開発途上国側の課題が多様化した現在、ODAはどうあるべきか。日本の開発経済学の第一人者であり、ODA改革懇談会座長を務めた渡辺利夫が、豊富なデータを用いて、現状と課題を平易に解説しながら、日本が国際社会のなかで果たすべき役割を考察する。ODA推進派、批判派のどちらか一方に偏ったODA関連本が多い中で、本書はバランスの取れた格好の良書であり、参考文献も充実しているので入門書としても最適といえるだろう。
(評者:北海道大学大学院経済学研究科・博士後期課程・環境経済学専攻 佐々木創)
郭洋春『アジア経済論』1998年、中央経済社
「従属理論?世界システム論?…」。援助の現場で熱く語ったりすると、時々出てくるこのような開発経済理論。それらを、開発を考える上で最低限理解しておいた方が良い理論をピック・アップし、なおかつその時代背景とともに考察している入門書。本書の内容は、大きく3部から成立し、他の2部はアジア諸国の成長要因、アジアの環境問題、食糧問題、軍事問題など多岐のテーマを扱っており、手元に置いておくと便利な一冊。出版が古いのでデータは自分で更新する必要がある。

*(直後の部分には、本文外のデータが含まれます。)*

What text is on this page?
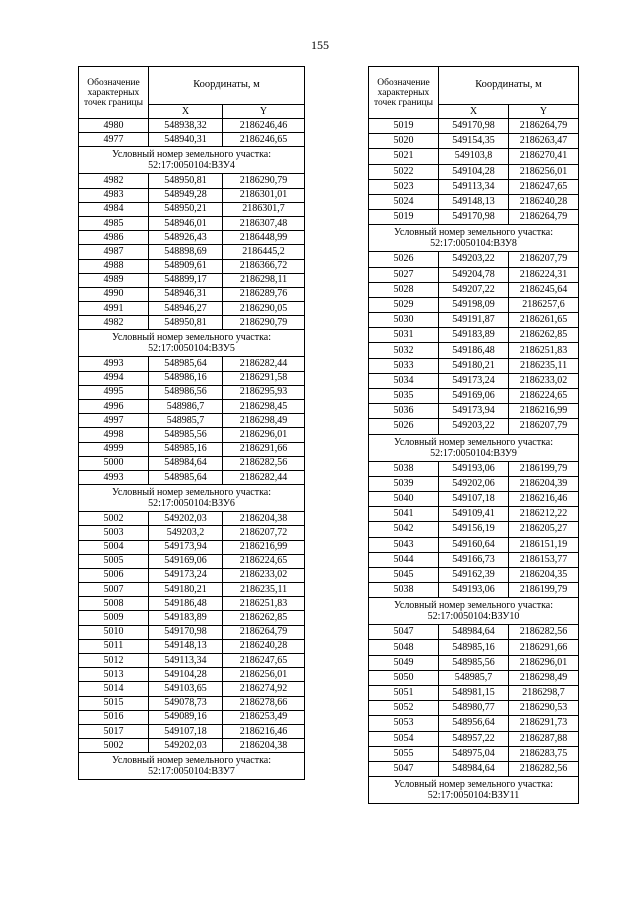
155
Обозначение характерных точек границы	Координаты, м	
	X	Y
4980	548938,32	2186246,46
4977	548940,31	2186246,65
Условный номер земельного участка: 52:17:0050104:ВЗУ4		
4982	548950,81	2186290,79
4983	548949,28	2186301,01
4984	548950,21	2186301,7
4985	548946,01	2186307,48
4986	548926,43	2186448,99
4987	548898,69	2186445,2
4988	548909,61	2186366,72
4989	548899,17	2186298,11
4990	548946,31	2186289,76
4991	548946,27	2186290,05
4982	548950,81	2186290,79
Условный номер земельного участка: 52:17:0050104:ВЗУ5		
4993	548985,64	2186282,44
4994	548986,16	2186291,58
4995	548986,56	2186295,93
4996	548986,7	2186298,45
4997	548985,7	2186298,49
4998	548985,56	2186296,01
4999	548985,16	2186291,66
5000	548984,64	2186282,56
4993	548985,64	2186282,44
Условный номер земельного участка: 52:17:0050104:ВЗУ6		
5002	549202,03	2186204,38
5003	549203,2	2186207,72
5004	549173,94	2186216,99
5005	549169,06	2186224,65
5006	549173,24	2186233,02
5007	549180,21	2186235,11
5008	549186,48	2186251,83
5009	549183,89	2186262,85
5010	549170,98	2186264,79
5011	549148,13	2186240,28
5012	549113,34	2186247,65
5013	549104,28	2186256,01
5014	549103,65	2186274,92
5015	549078,73	2186278,66
5016	549089,16	2186253,49
5017	549107,18	2186216,46
5002	549202,03	2186204,38
Условный номер земельного участка: 52:17:0050104:ВЗУ7		
Обозначение характерных точек границы	Координаты, м	
	X	Y
5019	549170,98	2186264,79
5020	549154,35	2186263,47
5021	549103,8	2186270,41
5022	549104,28	2186256,01
5023	549113,34	2186247,65
5024	549148,13	2186240,28
5019	549170,98	2186264,79
Условный номер земельного участка: 52:17:0050104:ВЗУ8		
5026	549203,22	2186207,79
5027	549204,78	2186224,31
5028	549207,22	2186245,64
5029	549198,09	2186257,6
5030	549191,87	2186261,65
5031	549183,89	2186262,85
5032	549186,48	2186251,83
5033	549180,21	2186235,11
5034	549173,24	2186233,02
5035	549169,06	2186224,65
5036	549173,94	2186216,99
5026	549203,22	2186207,79
Условный номер земельного участка: 52:17:0050104:ВЗУ9		
5038	549193,06	2186199,79
5039	549202,06	2186204,39
5040	549107,18	2186216,46
5041	549109,41	2186212,22
5042	549156,19	2186205,27
5043	549160,64	2186151,19
5044	549166,73	2186153,77
5045	549162,39	2186204,35
5038	549193,06	2186199,79
Условный номер земельного участка: 52:17:0050104:ВЗУ10		
5047	548984,64	2186282,56
5048	548985,16	2186291,66
5049	548985,56	2186296,01
5050	548985,7	2186298,49
5051	548981,15	2186298,7
5052	548980,77	2186290,53
5053	548956,64	2186291,73
5054	548957,22	2186287,88
5055	548975,04	2186283,75
5047	548984,64	2186282,56
Условный номер земельного участка: 52:17:0050104:ВЗУ11		
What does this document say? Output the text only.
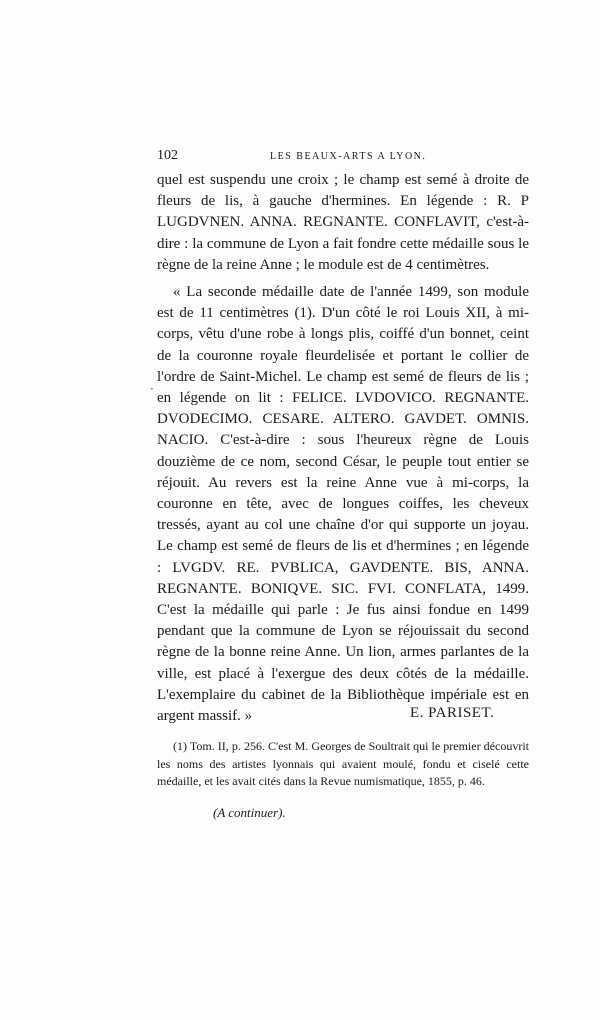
102	LES BEAUX-ARTS A LYON.
·

quel est suspendu une croix ; le champ est semé à droite de fleurs de lis, à gauche d'hermines. En légende : R. P LUGDVNEN. ANNA. REGNANTE. CONFLAVIT, c'est-à-dire : la commune de Lyon a fait fondre cette médaille sous le règne de la reine Anne ; le module est de 4 centimètres.

« La seconde médaille date de l'année 1499, son module est de 11 centimètres (1). D'un côté le roi Louis XII, à mi-corps, vêtu d'une robe à longs plis, coiffé d'un bonnet, ceint de la couronne royale fleurdelisée et portant le collier de l'ordre de Saint-Michel. Le champ est semé de fleurs de lis ; en légende on lit : FELICE. LVDOVICO. REGNANTE. DVODECIMO. CESARE. ALTERO. GAVDET. OMNIS. NACIO. C'est-à-dire : sous l'heureux règne de Louis douzième de ce nom, second César, le peuple tout entier se réjouit. Au revers est la reine Anne vue à mi-corps, la couronne en tête, avec de longues coiffes, les cheveux tressés, ayant au col une chaîne d'or qui supporte un joyau. Le champ est semé de fleurs de lis et d'hermines ; en légende : LVGDV. RE. PVBLICA, GAVDENTE. BIS, ANNA. REGNANTE. BONIQVE. SIC. FVI. CONFLATA, 1499. C'est la médaille qui parle : Je fus ainsi fondue en 1499 pendant que la commune de Lyon se réjouissait du second règne de la bonne reine Anne. Un lion, armes parlantes de la ville, est placé à l'exergue des deux côtés de la médaille. L'exemplaire du cabinet de la Bibliothèque impériale est en argent massif. »	E. PARISET.

(1) Tom. II, p. 256. C'est M. Georges de Soultrait qui le premier découvrit les noms des artistes lyonnais qui avaient moulé, fondu et ciselé cette médaille, et les avait cités dans la Revue numismatique, 1855, p. 46.

(A continuer).
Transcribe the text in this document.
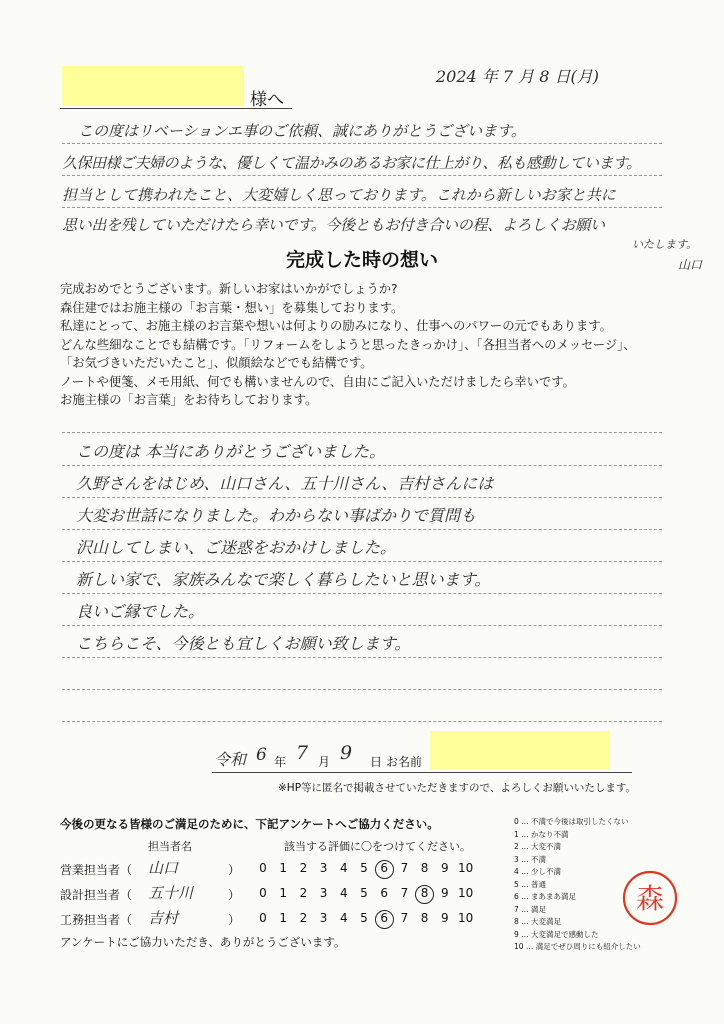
様へ
2024 年 7 月 8 日(月)
この度はリベーションエ事のご依頼、誠にありがとうございます。
久保田様ご夫婦のような、優しくて温かみのあるお家に仕上がり、私も感動しています。
担当として携われたこと、大変嬉しく思っております。これから新しいお家と共に
思い出を残していただけたら幸いです。今後ともお付き合いの程、よろしくお願い
いたします。
山口
完成した時の想い
完成おめでとうございます。新しいお家はいかがでしょうか?
森住建ではお施主様の「お言葉・想い」を募集しております。
私達にとって、お施主様のお言葉や想いは何よりの励みになり、仕事へのパワーの元でもあります。
どんな些細なことでも結構です。「リフォームをしようと思ったきっかけ」、「各担当者へのメッセージ」、
「お気づきいただいたこと」、似顔絵などでも結構です。
ノートや便箋、メモ用紙、何でも構いませんので、自由にご記入いただけましたら幸いです。
お施主様の「お言葉」をお待ちしております。
この度は 本当にありがとうございました。
久野さんをはじめ、山口さん、五十川さん、吉村さんには
大変お世話になりました。わからない事ばかりで質問も
沢山してしまい、ご迷惑をおかけしました。
新しい家で、家族みんなで楽しく暮らしたいと思います。
良いご縁でした。
こちらこそ、今後とも宜しくお願い致します。
令和 6 年 7 月 9 日 お名前
※HP等に匿名で掲載させていただきますので、よろしくお願いいたします。
今後の更なる皆様のご満足のために、下記アンケートへご協力ください。
担当者名	該当する評価に〇をつけてください。
営業担当者（ 山口	） 0 1 2 3 4 5 6 7 8 9 10
設計担当者（ 五十川	） 0 1 2 3 4 5 6 7 8 9 10
工務担当者（ 吉村	） 0 1 2 3 4 5 6 7 8 9 10
アンケートにご協力いただき、ありがとうございます。
0 … 不満で今後は取引したくない
1 … かなり不満
2 … 大変不満
3 … 不満
4 … 少し不満
5 … 普通
6 … まあまあ満足
7 … 満足
8 … 大変満足
9 … 大変満足で感動した
10 … 満足でぜひ周りにも紹介したい
森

(評者:北海道大学大学院経済学研究科・博士後期課程・環境経済学専攻 佐々木創)
ウィリアム・イースタリー(著)、 小浜裕久・冨田陽子・織井啓介(翻訳)『エコノミスト 南の貧困と闘う』2003年、東洋経済新報社
「なぜ貧困はなくならないのか」この国際協力に携わる人々、いや人類最大の課題ともいえるテーマに取り組んだ良書。世銀での実務経験がある筆者が、援助もダメ、投資もダメ、教育・人口抑制・債務救済もダメ…、と今までの援助形態に「貧困から抜け出す万能薬ではない」とダメ出しをしまくり、問題は経済学ではなく、具体的な政策の中に経済原理「人々がインセンティブに反応する」をうまく取り込めなかったからだ、主張する。やや論理展開に矛盾もあるが、世銀という援助機関がどういう論理で援助を実施しているか、経済理論も数式に頼らずに分かりやく解説されている。開発・援助の入門書を読んだ後の必読書。